Authors
Shouchang Guo, Valentin Deschaintre, Douglas Noll, Arthur Roullier
University of Michigan, Ann Arbor; Adobe Research
Portals
Abstract
We present a novel U-Attention vision Transformer for universal texture synthesis. We exploit the natural long-range dependencies enabled by the attention mechanism to allow our approach to synthesize diverse textures while preserving their structures in a single inference. We propose a hierarchical hourglass backbone that attends to the global structure and performs patch mapping at varying scales in a coarse-to-fine-to-coarse stream. Completed by skip connection and convolution designs that propagate and fuse information at different scales, our hierarchical U-Attention architecture unifies attention to features from macro structures to micro details, and progressively refines synthesis results at successive stages. Our method achieves stronger 2$\times$ synthesis than previous work on both stochastic and structured textures while generalizing to unseen textures without fine-tuning.

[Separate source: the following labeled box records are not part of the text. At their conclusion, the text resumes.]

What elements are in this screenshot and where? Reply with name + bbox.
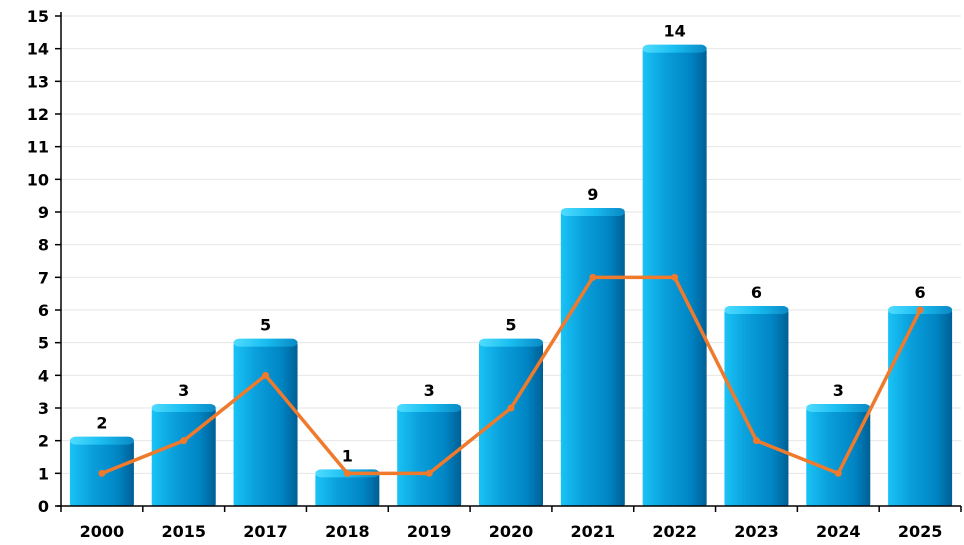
bar: [397, 408, 462, 506]
line-series: [98, 273, 924, 477]
line-point: [262, 371, 270, 379]
y-tick-label: 4: [38, 366, 49, 385]
line-point: [180, 437, 188, 445]
line-point: [507, 404, 515, 412]
bar: [151, 408, 216, 506]
y-tick-label: 3: [38, 399, 49, 418]
bar-data-label: 6: [751, 283, 762, 302]
y-tick-label: 13: [27, 72, 49, 91]
bar-series: [69, 44, 953, 507]
bar-data-label: 9: [587, 185, 598, 204]
bar-data-label: 5: [260, 316, 271, 335]
line-point: [916, 306, 924, 314]
bar-data-label: 1: [342, 446, 353, 465]
bar-data-labels: 2 3 5 1 3 5 9 14 6 3 6: [96, 22, 925, 466]
line-point: [425, 469, 433, 477]
y-tick-label: 7: [38, 268, 49, 287]
y-tick-label: 8: [38, 236, 49, 255]
bar: [724, 310, 789, 506]
x-tick-label: 2000: [80, 522, 125, 541]
y-tick-label: 5: [38, 334, 49, 353]
bar: [888, 310, 953, 506]
y-tick-label: 12: [27, 105, 49, 124]
bar-data-label: 3: [424, 381, 435, 400]
bar-top: [479, 338, 543, 347]
bar-data-label: 2: [96, 414, 107, 433]
bar-top: [233, 338, 298, 347]
x-tick-label: 2019: [407, 522, 452, 541]
bar-top: [806, 404, 871, 412]
x-tick-label: 2015: [161, 522, 206, 541]
bar: [315, 473, 380, 506]
x-tick-label: 2017: [243, 522, 288, 541]
x-tick-label: 2021: [571, 522, 616, 541]
y-tick-label: 14: [27, 40, 49, 59]
bar-top: [724, 306, 789, 314]
axes: [55, 12, 962, 512]
bar-data-label: 5: [505, 316, 516, 335]
x-tick-label: 2024: [816, 522, 861, 541]
bar-data-label: 3: [178, 381, 189, 400]
line-point: [671, 273, 679, 281]
bar: [806, 408, 871, 506]
x-tick-label: 2018: [325, 522, 370, 541]
bar-top: [642, 44, 707, 53]
x-tick-label: 2025: [898, 522, 943, 541]
x-tick-label: 2023: [734, 522, 779, 541]
bar-top: [151, 404, 216, 412]
y-tick-label: 0: [38, 497, 49, 516]
bar-top: [560, 208, 625, 216]
line-point: [589, 273, 597, 281]
bar: [560, 212, 625, 506]
line-point: [834, 469, 842, 477]
x-tick-label: 2020: [489, 522, 534, 541]
y-tick-label: 6: [38, 301, 49, 320]
y-tick-label: 2: [38, 432, 49, 451]
bar-data-label: 14: [664, 22, 686, 41]
line-point: [98, 469, 106, 477]
line-point: [752, 437, 760, 445]
y-tick-label: 10: [27, 170, 49, 189]
bar-top: [397, 404, 462, 412]
bar-top: [69, 436, 134, 445]
y-tick-label: 11: [27, 138, 49, 157]
bar-data-label: 3: [833, 381, 844, 400]
y-tick-label: 15: [27, 7, 49, 26]
x-tick-label: 2022: [652, 522, 697, 541]
x-axis-tick-labels: 2000 2015 2017 2018 2019 2020 2021 2022 2023 2024…: [80, 522, 943, 541]
y-tick-label: 1: [38, 464, 49, 483]
line-point: [343, 469, 351, 477]
y-tick-label: 9: [38, 203, 49, 222]
bar: [233, 342, 298, 506]
bar-data-label: 6: [915, 283, 926, 302]
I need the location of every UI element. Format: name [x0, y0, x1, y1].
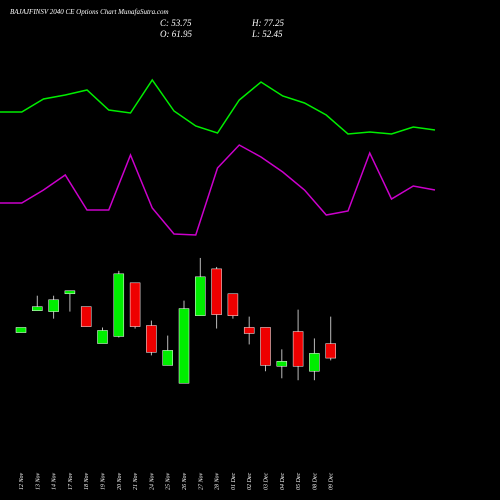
high-label: H: 77.25	[251, 18, 284, 28]
x-tick-label: 05 Dec	[296, 473, 302, 490]
candle-body	[195, 276, 206, 316]
candle-body	[292, 331, 304, 367]
x-tick-label: 01 Dec	[231, 473, 237, 490]
candle-body	[276, 361, 288, 367]
x-tick-label: 04 Dec	[279, 473, 286, 490]
x-tick-label: 21 Nov	[133, 472, 139, 490]
candle-body	[309, 353, 320, 372]
candle-body	[211, 268, 222, 315]
line-series	[0, 144, 436, 236]
x-tick-label: 12 Nov	[19, 472, 25, 490]
candle-body	[32, 306, 43, 311]
candle-body	[325, 343, 336, 359]
candle-body	[15, 327, 27, 333]
x-tick-label: 25 Nov	[166, 472, 172, 490]
line-series	[0, 78, 436, 135]
x-tick-label: 14 Nov	[51, 472, 58, 490]
candle-body	[146, 325, 157, 353]
candle-body	[227, 293, 239, 316]
chart-title: BAJAJFINSV 2040 CE Options Chart MunafaS…	[10, 8, 169, 16]
candle-body	[97, 330, 108, 344]
x-tick-label: 18 Nov	[84, 472, 90, 490]
candle-body	[243, 327, 255, 334]
x-tick-label: 13 Nov	[35, 472, 41, 490]
close-label: C: 53.75	[160, 18, 192, 28]
x-tick-label: 02 Dec	[247, 473, 253, 490]
x-tick-label: 27 Nov	[198, 472, 204, 490]
x-tick-label: 17 Nov	[68, 472, 74, 490]
candle-body	[178, 308, 190, 384]
x-tick-label: 09 Dec	[329, 473, 335, 490]
candle-body	[48, 299, 59, 312]
x-tick-label: 08 Dec	[312, 473, 318, 490]
x-tick-label: 26 Nov	[182, 472, 188, 490]
x-tick-label: 28 Nov	[215, 472, 221, 490]
x-tick-label: 20 Nov	[117, 472, 123, 490]
candle-body	[129, 282, 141, 327]
candle-body	[113, 273, 125, 337]
candle-body	[260, 327, 271, 366]
candle-body	[80, 306, 92, 327]
candle-body	[64, 290, 76, 295]
x-tick-label: 19 Nov	[101, 472, 107, 490]
open-label: O: 61.95	[160, 29, 192, 39]
low-label: L: 52.45	[251, 29, 283, 39]
x-tick-label: 03 Dec	[264, 473, 270, 490]
x-tick-label: 24 Nov	[148, 472, 155, 490]
candle-body	[162, 350, 173, 366]
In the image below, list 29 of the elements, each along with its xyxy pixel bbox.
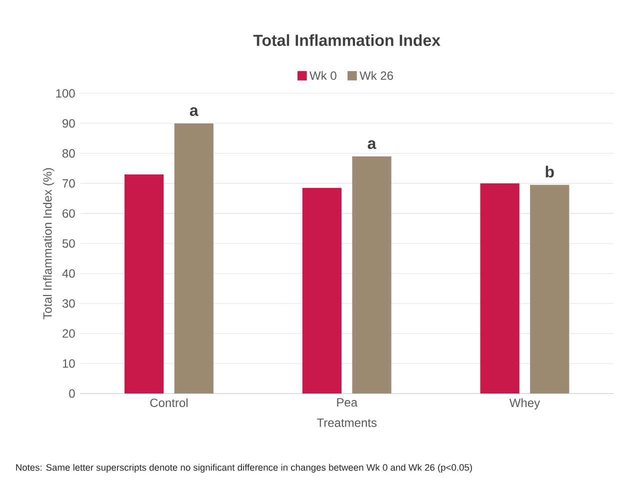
- bar: [480, 183, 520, 394]
- legend-label: Wk 26: [360, 71, 394, 80]
- chart-title: Total Inflammation Index: [253, 34, 440, 46]
- y-tick-label: 40: [62, 269, 75, 278]
- bar: [530, 184, 570, 394]
- annotation: a: [368, 140, 376, 150]
- y-tick-label: 10: [62, 359, 75, 368]
- bar: [302, 188, 342, 394]
- x-tick-label: Pea: [337, 398, 358, 407]
- y-axis-title: Total Inflammation Index (%): [42, 168, 54, 320]
- y-tick-label: 100: [56, 89, 75, 98]
- bar: [124, 174, 164, 394]
- bar: [174, 123, 214, 394]
- annotation: b: [546, 166, 554, 178]
- x-tick-label: Whey: [509, 398, 540, 410]
- x-tick-label: Control: [150, 398, 188, 408]
- y-tick-label: 50: [62, 239, 75, 248]
- text: Notes: Same letter superscripts denote no significant difference in changes between Wk 0 and Wk 26 (p<0.05): [16, 464, 472, 473]
- y-tick-label: 30: [62, 299, 75, 308]
- bar: [352, 156, 392, 394]
- y-tick-label: 20: [62, 329, 75, 338]
- y-tick-label: 80: [62, 149, 75, 158]
- y-tick-label: 60: [62, 209, 75, 218]
- legend-label: Wk 0: [310, 71, 336, 80]
- annotation: a: [190, 107, 198, 116]
- y-tick-label: 70: [62, 179, 75, 188]
- y-tick-label: 90: [62, 119, 75, 128]
- x-axis-title: Treatments: [316, 418, 377, 428]
- y-tick-label: 0: [69, 389, 75, 398]
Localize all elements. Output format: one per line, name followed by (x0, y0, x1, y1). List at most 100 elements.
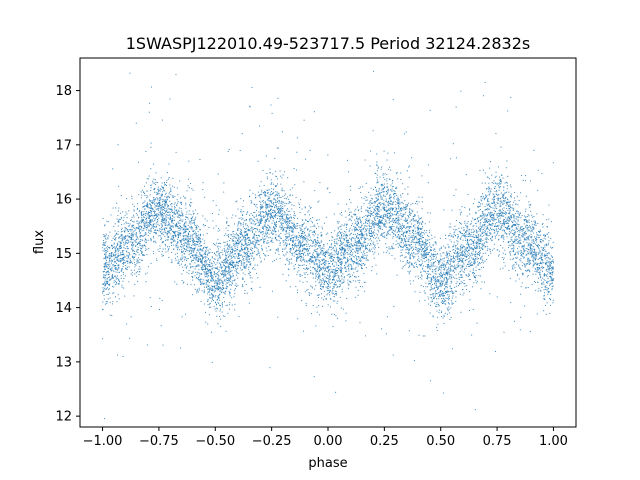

Ablation studies demonstrate the effectiveness of each component of our architecture.
Contribution
- A novel hierarchical hourglass backbone for coarseto-fine and fine-back-to-coarse processing, allowing to apply self-attention at different scales and to exploit macro to micro structures
- Skip connections and convolutional layers between Transformer blocks, propagating and fusing highfrequency and low-frequency features from different Transformer stages
- A 2× texture synthesis method with a single trained network generalizing to various texture complexity in a single forward inference
Related Works
Algorithmic texture synthesis; Deep-learning based texture synthesis; Transformers for images
Overview
Proposed U-Attention framework with hierarchical hourglass Transformers. We introduce a multi-scale partition of the feature map between hierarchical Transformer blocks to form input patches of different scales for different Transformers. The input texture image is first projected into feature space by an encoder. We then leverage a succession of Transformer blocks, with up and down convolutions in between (purple arrows), processing the feature maps at different resolutions. Each Transformer block takes the whole feature maps as input, and we partition the feature maps to be sequences of patches of progressively smaller or larger sizes at consecutive stages of the network. Therefore, the input patch size of all the stages forms an hourglass-like scale change (dotted blue line), enabling attention to finer/coarser details at different attention steps. Finally, we add skip connections that propagate and concatenate outputs from different previous stages as part of the inputs for later Transformer stages (yellow arrows).